Rich Gold, 44, who heads Holland & Knight’s lobbying practice, said his firm was looking for a way to boost its practice, especially in the technical areas of Medicare and Medicaid policy. “This takes our health care practice to the next level,” Gold said.

Maldonado, whose daughter Eve O’Toole is also a member of the MARC firm, called the move a “powerful” alliance.

“When you think about the new calculus with the incoming administration and Congress, things are not going to be run the way they’ve been run in the past,” said Maldonado, a former top aide to then-Rep. Edward Roybal (D-Calif.), who was an Appropriations panel cardinal.

“A lot of things around earmarks just won’t cut it anymore,” he said. “You’ve got to be able to measure projects in terms of what jobs are created, where they’re created, what is their contribution for improving health care, the environment.”

Maldonado added that being part of a large law and lobbying firm will help make that case, with more professionals to tap into.

Last year, MARC Associates brought in about $3.5 million in revenue, and Fenninger said his shop was still a viable business. Its lobbying clients include the American Society of Hematology, American Society for Gastrointestinal Endoscopy, the Ambulatory Surgery Center Association, the Los Angeles County Office of Education as well as the cities of San Francisco and Seattle.

Neither Gold nor the MARC Associates founders would explain the financials of the deal, but they said it was not a scenario of actually buying out the firm, as has been the case when large advertising agencies have acquired lobby shops.

Maldonado said his side wanted to find an operation that would allow his firm to blend into an existing firm.

“It was much more of a winding down of our operation,” Maldonado said. “There’s a set of agreements we have reached for the teams that we agreed to and came together around.”

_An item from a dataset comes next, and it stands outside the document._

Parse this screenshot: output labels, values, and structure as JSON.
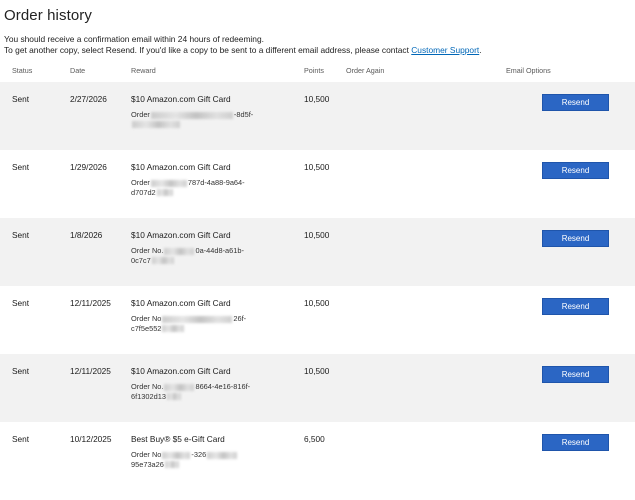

Both sides said they had encountered little in the way of client conflicts. Gold said some of the Holland & Knight lawyers may have to get waiver agreements to work on certain issues that relate to the MARC clients, but he added, “there was nothing that was serious” that would result in losing clients from either firm.

Fenninger said that from his perspective, it was a good fit because MARC Associates has not been an eat-what-you-kill firm, where compensation is based entirely on bringing in business.

“As we got into the discussions, Holland & Knight offered an approach to business that was very similar,” he said.